Domestic dogs, although not identical to their wild cousins, do have many similarities to wolves, including a stable, non-confrontational group dynamic. There are reasons why they do the behaviors that they do, but dominance is not one of them – especially where we are concerned. Here are some common behaviors that I’ve seen been attributed to dominance.

1. Humping (other dog or maybe your leg – that’s always nice and embarrassing) – Most common reason: play and/or arousal. Dogs will mount all the time in play groups or when they are especially excited.

2. Not listening to you – Believe it or not, most of the time they don’t listen to you is that you never taught them the behavior or you’re not communicating properly. I can’t tell you how many people tell me that their dog won’t come when called, and when I ask them how they taught the dog to come they say, “what?” If you don’t teach your dog something, don’t expect him to do it. Also make sure you remember that dogs don’t know English (yes they can make word associations but not the language).

3. Possession over an object and/or food – This is a behavioral issue but it’s not dominance. Resource guarding dogs do so because of an anxiety (fear of losing the object) not because they trying to make a point of their superiority.

I could go on an on here, but you get the point: your dog is not trying to dominate you. If fact, let’s say that out loud together. “My dog is not trying to dominate me.”

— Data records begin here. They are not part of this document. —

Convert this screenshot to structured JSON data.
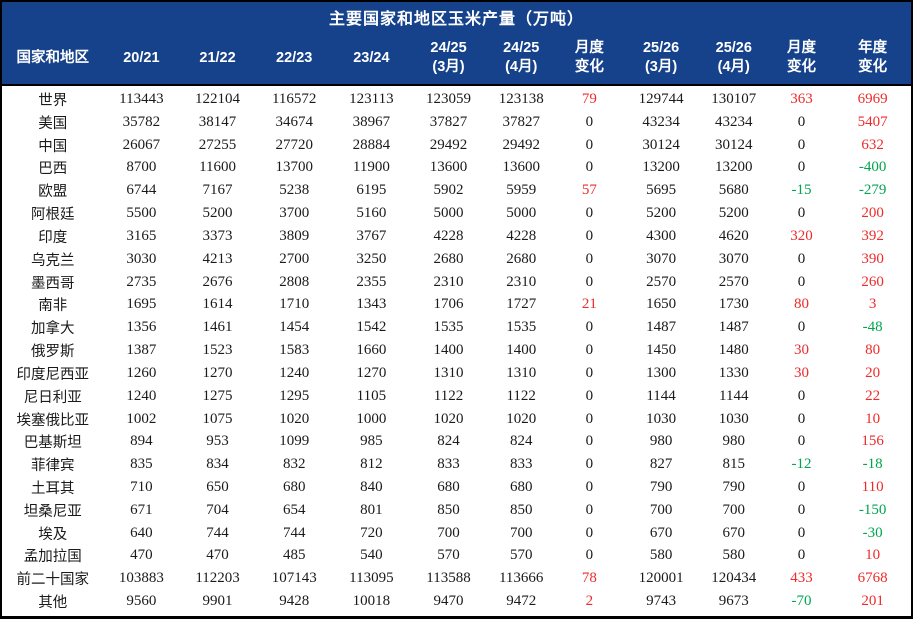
{
  "title": "主要国家和地区玉米产量（万吨）",
  "colors": {
    "header_bg": "#15428B",
    "header_text": "#FFFFFF",
    "body_text": "#1A1A1A",
    "positive_change": "#EE2B2B",
    "negative_change": "#00A550",
    "border": "#000000"
  },
  "header": {
    "columns_display": [
      "国家和地区",
      "20/21",
      "21/22",
      "22/23",
      "23/24",
      "24/25\n(3月)",
      "24/25\n(4月)",
      "月度\n变化",
      "25/26\n(3月)",
      "25/26\n(4月)",
      "月度\n变化",
      "年度\n变化"
    ]
  },
  "chart_data": {
    "type": "table",
    "title": "主要国家和地区玉米产量（万吨）",
    "unit": "万吨",
    "columns": [
      "国家和地区",
      "20/21",
      "21/22",
      "22/23",
      "23/24",
      "24/25 (3月)",
      "24/25 (4月)",
      "月度变化",
      "25/26 (3月)",
      "25/26 (4月)",
      "月度变化",
      "年度变化"
    ],
    "change_column_indices": [
      6,
      9,
      10
    ],
    "color_rule": "positive change red, negative change green, zero black",
    "rows": [
      {
        "name": "世界",
        "values": [
          113443,
          122104,
          116572,
          123113,
          123059,
          123138,
          79,
          129744,
          130107,
          363,
          6969
        ]
      },
      {
        "name": "美国",
        "values": [
          35782,
          38147,
          34674,
          38967,
          37827,
          37827,
          0,
          43234,
          43234,
          0,
          5407
        ]
      },
      {
        "name": "中国",
        "values": [
          26067,
          27255,
          27720,
          28884,
          29492,
          29492,
          0,
          30124,
          30124,
          0,
          632
        ]
      },
      {
        "name": "巴西",
        "values": [
          8700,
          11600,
          13700,
          11900,
          13600,
          13600,
          0,
          13200,
          13200,
          0,
          -400
        ]
      },
      {
        "name": "欧盟",
        "values": [
          6744,
          7167,
          5238,
          6195,
          5902,
          5959,
          57,
          5695,
          5680,
          -15,
          -279
        ]
      },
      {
        "name": "阿根廷",
        "values": [
          5500,
          5200,
          3700,
          5160,
          5000,
          5000,
          0,
          5200,
          5200,
          0,
          200
        ]
      },
      {
        "name": "印度",
        "values": [
          3165,
          3373,
          3809,
          3767,
          4228,
          4228,
          0,
          4300,
          4620,
          320,
          392
        ]
      },
      {
        "name": "乌克兰",
        "values": [
          3030,
          4213,
          2700,
          3250,
          2680,
          2680,
          0,
          3070,
          3070,
          0,
          390
        ]
      },
      {
        "name": "墨西哥",
        "values": [
          2735,
          2676,
          2808,
          2355,
          2310,
          2310,
          0,
          2570,
          2570,
          0,
          260
        ]
      },
      {
        "name": "南非",
        "values": [
          1695,
          1614,
          1710,
          1343,
          1706,
          1727,
          21,
          1650,
          1730,
          80,
          3
        ]
      },
      {
        "name": "加拿大",
        "values": [
          1356,
          1461,
          1454,
          1542,
          1535,
          1535,
          0,
          1487,
          1487,
          0,
          -48
        ]
      },
      {
        "name": "俄罗斯",
        "values": [
          1387,
          1523,
          1583,
          1660,
          1400,
          1400,
          0,
          1450,
          1480,
          30,
          80
        ]
      },
      {
        "name": "印度尼西亚",
        "values": [
          1260,
          1270,
          1240,
          1270,
          1310,
          1310,
          0,
          1300,
          1330,
          30,
          20
        ]
      },
      {
        "name": "尼日利亚",
        "values": [
          1240,
          1275,
          1295,
          1105,
          1122,
          1122,
          0,
          1144,
          1144,
          0,
          22
        ]
      },
      {
        "name": "埃塞俄比亚",
        "values": [
          1002,
          1075,
          1020,
          1000,
          1020,
          1020,
          0,
          1030,
          1030,
          0,
          10
        ]
      },
      {
        "name": "巴基斯坦",
        "values": [
          894,
          953,
          1099,
          985,
          824,
          824,
          0,
          980,
          980,
          0,
          156
        ]
      },
      {
        "name": "菲律宾",
        "values": [
          835,
          834,
          832,
          812,
          833,
          833,
          0,
          827,
          815,
          -12,
          -18
        ]
      },
      {
        "name": "土耳其",
        "values": [
          710,
          650,
          680,
          840,
          680,
          680,
          0,
          790,
          790,
          0,
          110
        ]
      },
      {
        "name": "坦桑尼亚",
        "values": [
          671,
          704,
          654,
          801,
          850,
          850,
          0,
          700,
          700,
          0,
          -150
        ]
      },
      {
        "name": "埃及",
        "values": [
          640,
          744,
          744,
          720,
          700,
          700,
          0,
          670,
          670,
          0,
          -30
        ]
      },
      {
        "name": "孟加拉国",
        "values": [
          470,
          470,
          485,
          540,
          570,
          570,
          0,
          580,
          580,
          0,
          10
        ]
      },
      {
        "name": "前二十国家",
        "values": [
          103883,
          112203,
          107143,
          113095,
          113588,
          113666,
          78,
          120001,
          120434,
          433,
          6768
        ]
      },
      {
        "name": "其他",
        "values": [
          9560,
          9901,
          9428,
          10018,
          9470,
          9472,
          2,
          9743,
          9673,
          -70,
          201
        ]
      }
    ]
  }
}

Nice! I hope that clears up that very common misunderstanding. The thing to remember is that your dog is part of your family and should be treated as such. He needs rules, boundaries and limitations just like your kids do, and being a good leader to your dog is really just being a good parent.

Because of it’s misuse, I’ve actually thrown the word dominance out of my vocabulary (well, with the exception of this post) and I invite you to do the same. Both you and your pooch are better off without it.